The next talk was by Theo Zourzouvills (Notnet Consultancy) on "The Open ISP". This focused on the operations of Notnet and how Open Source is an advantage to the business.
Then came a talk by Stuart Henshall (Westcountry Publications) on PostgreSQL. This went completely beyond me, but those who did understand appeared interested - it kept people talking all through lunch.

After lunch came a talk by Dr. Alasadair Allan (Astrophysics Group, Dept. of Physics, University of Exeter) on "Perl: It's Not Just for System Administrators". This discussed the advantages over using Perl over other languages (not everyone agreed!) and it's many different uses, one main advantage being the ability to wrap other languages (presentation available in HTML or OpenOffice/StarOffice Presenter format.
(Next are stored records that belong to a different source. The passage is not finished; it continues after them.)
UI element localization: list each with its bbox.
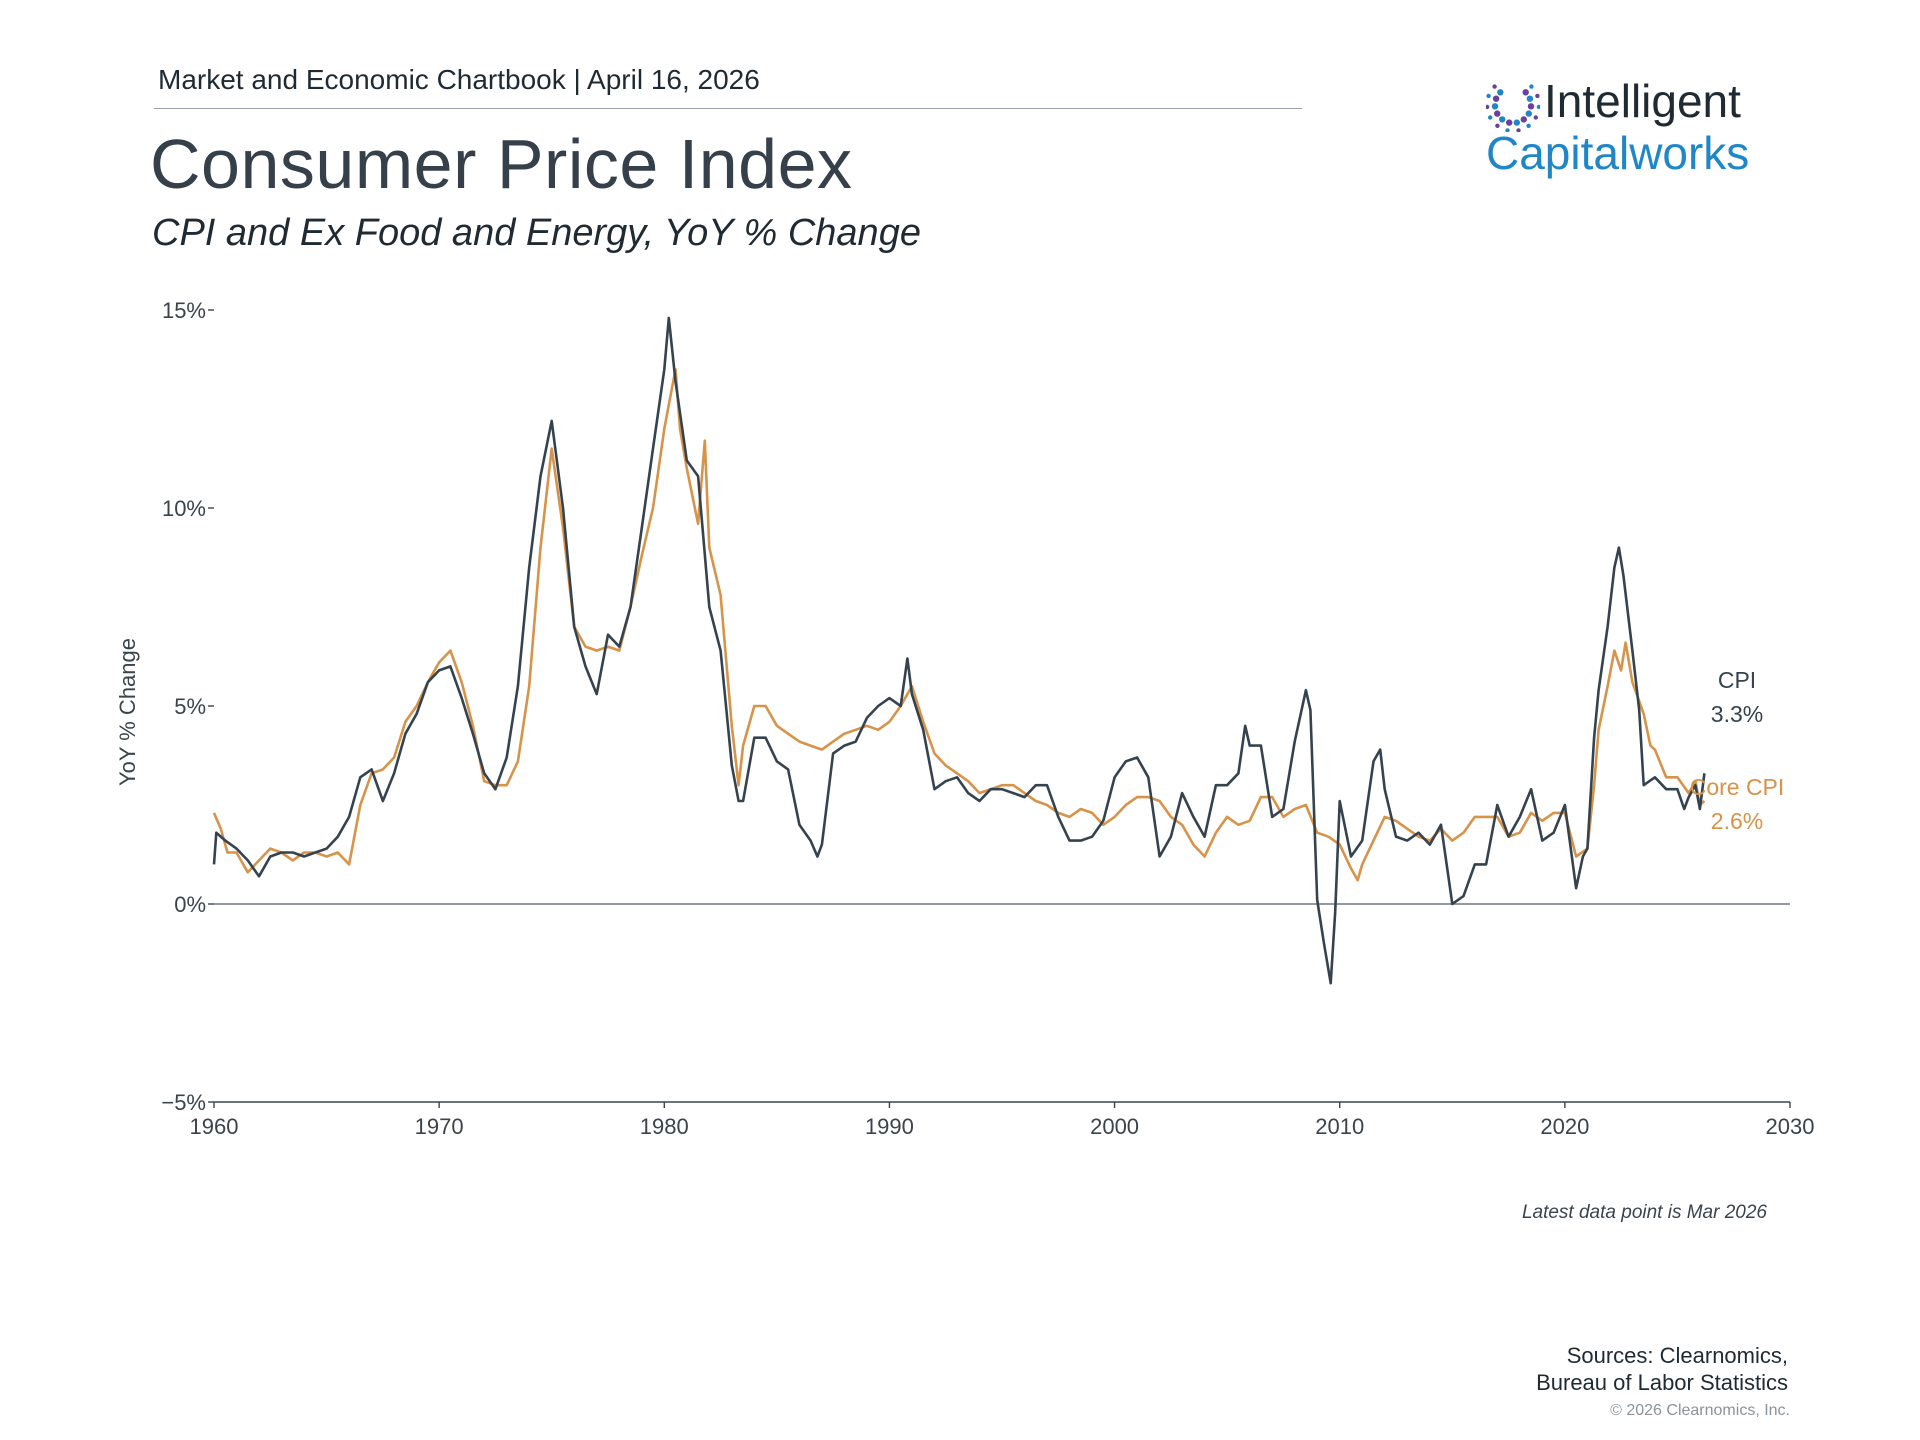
core-cpi-latest-value-label: 2.6% bbox=[1711, 808, 1763, 834]
cpi-latest-value-label: 3.3% bbox=[1711, 701, 1763, 727]
core-cpi-series-name-label: Core CPI bbox=[1690, 774, 1785, 800]
logo-dot bbox=[1529, 84, 1534, 89]
company-logo: Intelligent Capitalworks bbox=[1486, 74, 1776, 184]
logo-dot bbox=[1516, 128, 1521, 132]
logo-dot bbox=[1495, 123, 1500, 128]
logo-dot bbox=[1525, 110, 1532, 117]
sources-line-2: Bureau of Labor Statistics bbox=[1536, 1370, 1788, 1395]
x-tick-label: 2020 bbox=[1540, 1114, 1589, 1139]
logo-dot bbox=[1491, 103, 1499, 110]
logo-dot bbox=[1499, 116, 1506, 123]
sources-note: Sources: Clearnomics, Bureau of Labor St… bbox=[1536, 1342, 1788, 1396]
sources-line-1: Sources: Clearnomics, bbox=[1566, 1343, 1788, 1368]
y-tick-label: 10% bbox=[162, 496, 206, 521]
x-tick-label: 1980 bbox=[640, 1114, 689, 1139]
y-tick-label: 5% bbox=[174, 694, 206, 719]
y-tick-label: −5% bbox=[161, 1090, 206, 1115]
logo-dot bbox=[1533, 115, 1538, 120]
logo-word-intelligent: Intelligent bbox=[1544, 75, 1741, 127]
logo-word-capitalworks: Capitalworks bbox=[1486, 127, 1750, 179]
chartbook-header: Market and Economic Chartbook | April 16… bbox=[158, 64, 760, 95]
logo-dot bbox=[1492, 95, 1500, 102]
x-tick-label: 2000 bbox=[1090, 1114, 1139, 1139]
y-tick-label: 15% bbox=[162, 298, 206, 323]
x-tick-label: 1970 bbox=[415, 1114, 464, 1139]
logo-dot bbox=[1526, 95, 1534, 102]
x-tick-label: 1990 bbox=[865, 1114, 914, 1139]
y-tick-label: 0% bbox=[174, 892, 206, 917]
logo-dot bbox=[1520, 116, 1527, 123]
logo-dot bbox=[1526, 123, 1531, 128]
page-title: Consumer Price Index bbox=[150, 125, 853, 203]
logo-dot bbox=[1506, 119, 1513, 126]
copyright-note: © 2026 Clearnomics, Inc. bbox=[1610, 1402, 1790, 1419]
core-cpi-series-line bbox=[212, 368, 1706, 882]
logo-dot bbox=[1505, 128, 1510, 132]
latest-data-note: Latest data point is Mar 2026 bbox=[1522, 1202, 1767, 1223]
cpi-series-line bbox=[212, 316, 1706, 985]
logo-mark-icon bbox=[1486, 84, 1540, 132]
logo-dot bbox=[1513, 119, 1520, 126]
logo-dot bbox=[1535, 93, 1540, 99]
header-divider bbox=[154, 108, 1302, 109]
logo-dot bbox=[1527, 103, 1535, 110]
logo-dot bbox=[1492, 84, 1497, 89]
logo-dot bbox=[1494, 110, 1501, 117]
x-tick-label: 2010 bbox=[1315, 1114, 1364, 1139]
logo-dot bbox=[1486, 104, 1490, 110]
x-tick-label: 1960 bbox=[190, 1114, 239, 1139]
logo-dot bbox=[1486, 93, 1491, 99]
y-axis-label: YoY % Change bbox=[115, 638, 140, 786]
cpi-series-name-label: CPI bbox=[1718, 667, 1756, 693]
logo-dot bbox=[1497, 89, 1504, 96]
logo-dot bbox=[1522, 89, 1529, 96]
page-subtitle: CPI and Ex Food and Energy, YoY % Change bbox=[152, 212, 921, 254]
logo-dot bbox=[1488, 115, 1493, 120]
logo-dot bbox=[1536, 104, 1540, 110]
x-tick-label: 2030 bbox=[1766, 1114, 1815, 1139]
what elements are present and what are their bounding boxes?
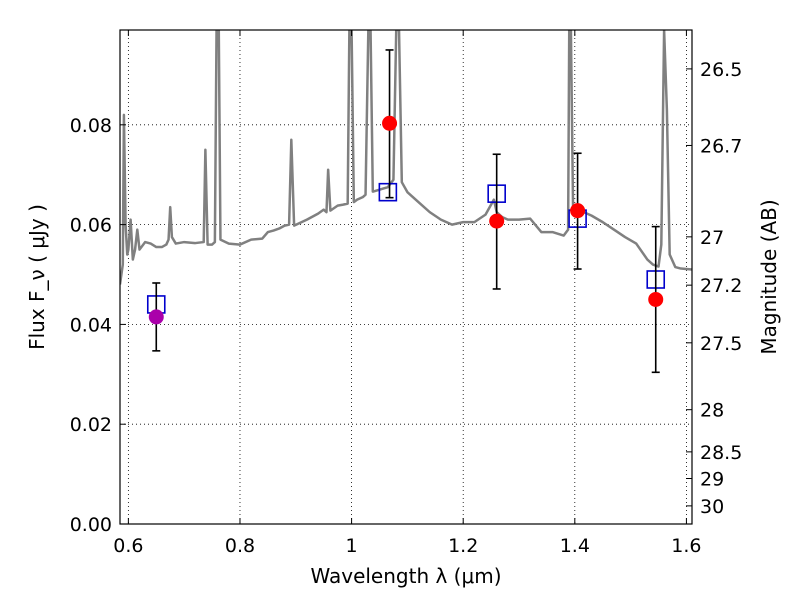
y-axis-title: Flux F_ν ( μJy ) [25, 204, 49, 350]
y2-tick-label: 26.7 [700, 135, 742, 157]
model-square-marker [378, 182, 398, 202]
observed-point [489, 213, 505, 229]
x-tick-label: 1.2 [448, 535, 478, 557]
y-tick-label: 0.08 [70, 115, 112, 137]
y2-tick-label: 28.5 [700, 442, 742, 464]
observed-point [382, 115, 398, 131]
y2-tick-label: 29 [700, 468, 724, 490]
x-axis-title: Wavelength λ (μm) [310, 564, 501, 588]
x-tick-label: 1.6 [671, 535, 701, 557]
y2-tick-label: 27.2 [700, 275, 742, 297]
y2-tick-label: 28 [700, 400, 724, 422]
axis-ticks: 0.6 0.8 1 1.2 1.4 1.6 0.00 0.02 0.04 0.06 0.08 26.5… [70, 30, 742, 557]
y-tick-label: 0.04 [70, 314, 112, 336]
y-tick-label: 0.00 [70, 514, 112, 536]
plot-frame [119, 29, 693, 525]
observed-point [570, 203, 586, 219]
observed-point [648, 291, 664, 307]
x-tick-label: 0.8 [225, 535, 255, 557]
y2-tick-label: 27 [700, 227, 724, 249]
y-tick-label: 0.02 [70, 414, 112, 436]
y2-tick-label: 27.5 [700, 333, 742, 355]
y2-tick-label: 30 [700, 496, 724, 518]
plot-area [120, 30, 692, 374]
optical-point [148, 309, 164, 325]
spectrum-line [120, 30, 692, 285]
x-tick-label: 1 [346, 535, 358, 557]
x-tick-label: 0.6 [113, 535, 143, 557]
y-tick-label: 0.06 [70, 215, 112, 237]
y2-axis-title: Magnitude (AB) [757, 199, 781, 354]
x-tick-label: 1.4 [560, 535, 590, 557]
y2-tick-label: 26.5 [700, 59, 742, 81]
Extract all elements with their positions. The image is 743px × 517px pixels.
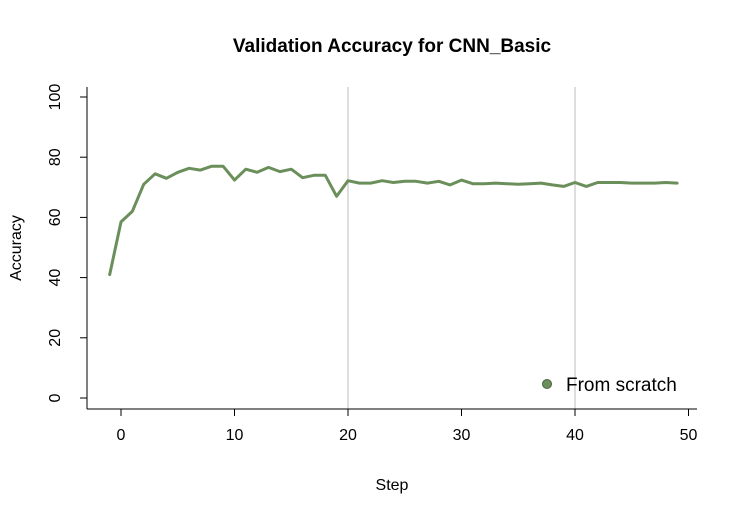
x-tick-label-0: 0 <box>117 427 126 444</box>
y-tick-label-80: 80 <box>47 148 64 166</box>
series-line-0 <box>108 164 679 277</box>
chart-title: Validation Accuracy for CNN_Basic <box>233 36 552 57</box>
y-tick-label-40: 40 <box>47 269 64 287</box>
y-axis-label: Accuracy <box>8 215 25 281</box>
legend: From scratch <box>542 375 677 396</box>
y-tick-label-100: 100 <box>47 84 64 111</box>
plot-area: 0 10 20 30 40 50 0 20 40 60 80 100 <box>47 84 698 444</box>
y-tick-label-60: 60 <box>47 208 64 226</box>
y-tick-label-20: 20 <box>47 329 64 347</box>
x-tick-label-40: 40 <box>566 427 584 444</box>
x-axis-label: Step <box>376 477 409 494</box>
x-tick-label-20: 20 <box>339 427 357 444</box>
x-tick-label-50: 50 <box>680 427 698 444</box>
legend-marker <box>542 379 552 389</box>
x-tick-label-30: 30 <box>453 427 471 444</box>
y-tick-label-0: 0 <box>47 393 64 402</box>
legend-label: From scratch <box>566 375 677 396</box>
x-tick-label-10: 10 <box>226 427 244 444</box>
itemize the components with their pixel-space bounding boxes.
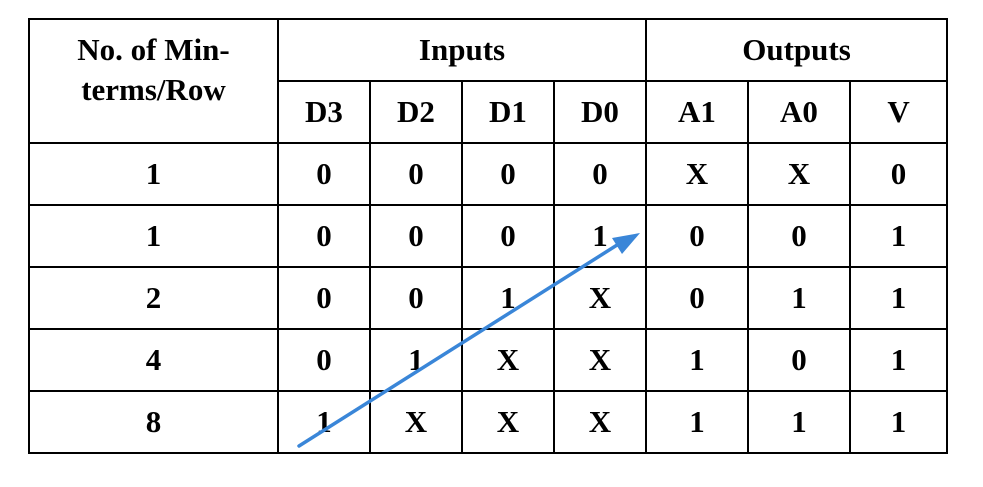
column-header-d0: D0: [553, 80, 647, 144]
cell-d0: X: [553, 328, 647, 392]
cell-v: 1: [848, 204, 949, 268]
cell-a0: 1: [747, 390, 851, 454]
column-header-v: V: [848, 80, 949, 144]
cell-v: 1: [848, 390, 949, 454]
cell-d3: 0: [277, 142, 371, 206]
header-minterms-line1: No. of Min-: [77, 32, 230, 67]
column-header-a0: A0: [747, 80, 851, 144]
cell-a0: 0: [747, 328, 851, 392]
cell-d1: 0: [461, 142, 555, 206]
column-header-d1: D1: [461, 80, 555, 144]
row-minterm-count: 2: [28, 266, 279, 330]
column-header-d3: D3: [277, 80, 371, 144]
row-minterm-count: 1: [28, 142, 279, 206]
cell-d2: 0: [369, 204, 463, 268]
cell-d0: 1: [553, 204, 647, 268]
header-minterms-per-row: No. of Min-terms/Row: [28, 18, 279, 144]
cell-v: 0: [848, 142, 949, 206]
cell-a0: 1: [747, 266, 851, 330]
header-outputs: Outputs: [644, 18, 949, 82]
column-header-a1: A1: [645, 80, 749, 144]
cell-d1: 1: [461, 266, 555, 330]
row-minterm-count: 8: [28, 390, 279, 454]
truth-table-container: No. of Min-terms/Row Inputs Outputs D3 D…: [28, 18, 949, 454]
cell-d0: X: [553, 390, 647, 454]
header-inputs: Inputs: [277, 18, 647, 82]
cell-a0: 0: [747, 204, 851, 268]
cell-d2: X: [369, 390, 463, 454]
row-minterm-count: 1: [28, 204, 279, 268]
cell-a1: X: [645, 142, 749, 206]
cell-a1: 1: [645, 390, 749, 454]
cell-d3: 0: [277, 328, 371, 392]
cell-a1: 0: [645, 204, 749, 268]
table-row: 8 1 X X X 1 1 1: [28, 390, 949, 454]
cell-d2: 1: [369, 328, 463, 392]
table-row: 2 0 0 1 X 0 1 1: [28, 266, 949, 330]
cell-v: 1: [848, 328, 949, 392]
cell-v: 1: [848, 266, 949, 330]
row-minterm-count: 4: [28, 328, 279, 392]
cell-d3: 0: [277, 266, 371, 330]
cell-a0: X: [747, 142, 851, 206]
cell-d1: 0: [461, 204, 555, 268]
cell-a1: 1: [645, 328, 749, 392]
cell-d3: 0: [277, 204, 371, 268]
column-header-d2: D2: [369, 80, 463, 144]
header-minterms-line2: terms/Row: [81, 72, 226, 107]
cell-d1: X: [461, 328, 555, 392]
cell-d2: 0: [369, 142, 463, 206]
cell-d0: X: [553, 266, 647, 330]
cell-d3: 1: [277, 390, 371, 454]
priority-encoder-truth-table: No. of Min-terms/Row Inputs Outputs D3 D…: [28, 18, 949, 454]
cell-a1: 0: [645, 266, 749, 330]
table-row: 1 0 0 0 1 0 0 1: [28, 204, 949, 268]
cell-d0: 0: [553, 142, 647, 206]
table-row: 4 0 1 X X 1 0 1: [28, 328, 949, 392]
cell-d2: 0: [369, 266, 463, 330]
cell-d1: X: [461, 390, 555, 454]
table-row: 1 0 0 0 0 X X 0: [28, 142, 949, 206]
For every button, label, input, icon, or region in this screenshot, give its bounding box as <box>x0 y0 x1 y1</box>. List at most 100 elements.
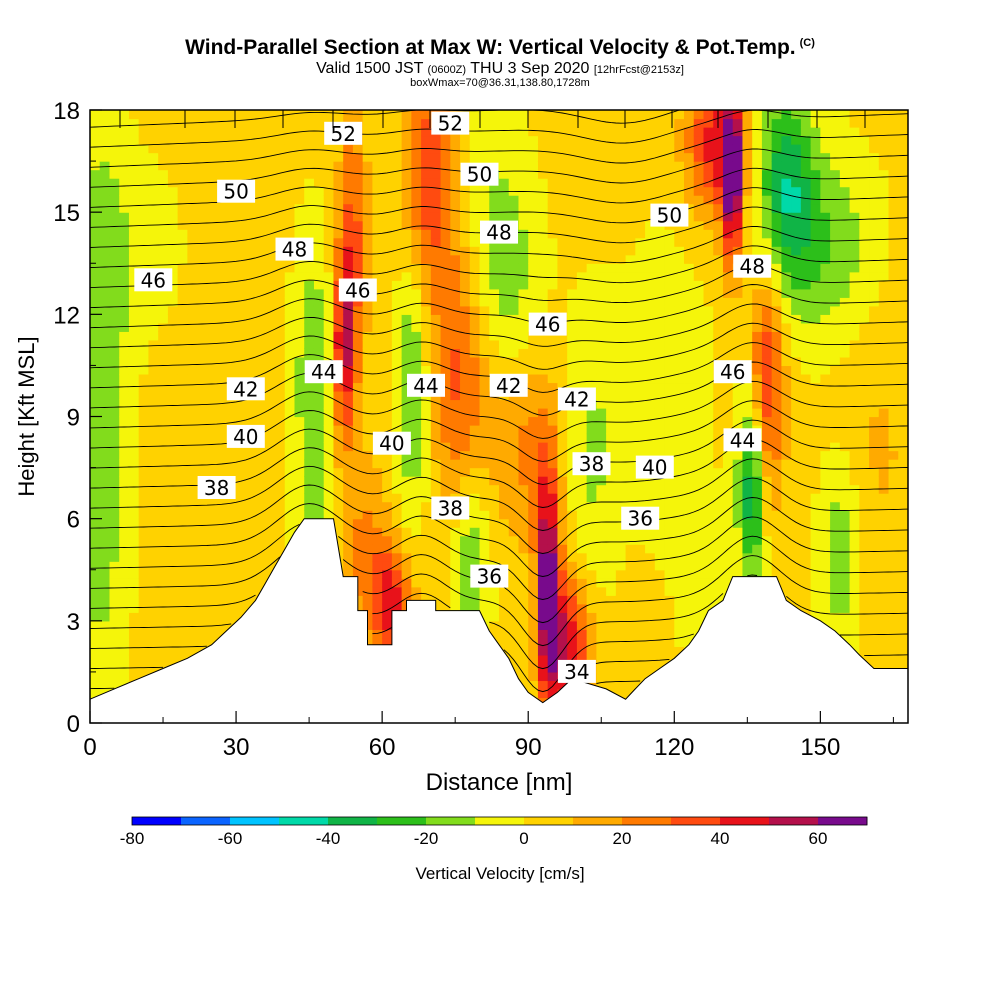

Dr. Adrian Midgley then did a talk on "Open Source in Health - a Review of Some Current Developments" which discussed how Open Source is gradually working it's way into health-care and the NHS and what is currently standing in the way.
The final talk of the day was on "The Two-Year-Old Open Source Office" (StarOffice) by Simon Waters.
Most of the group then moved to a nearby bar where I imagine the topics discussed continued for several hours (I unfortunately couldn't go myself).

Thanks to the University of Exeter for the venue.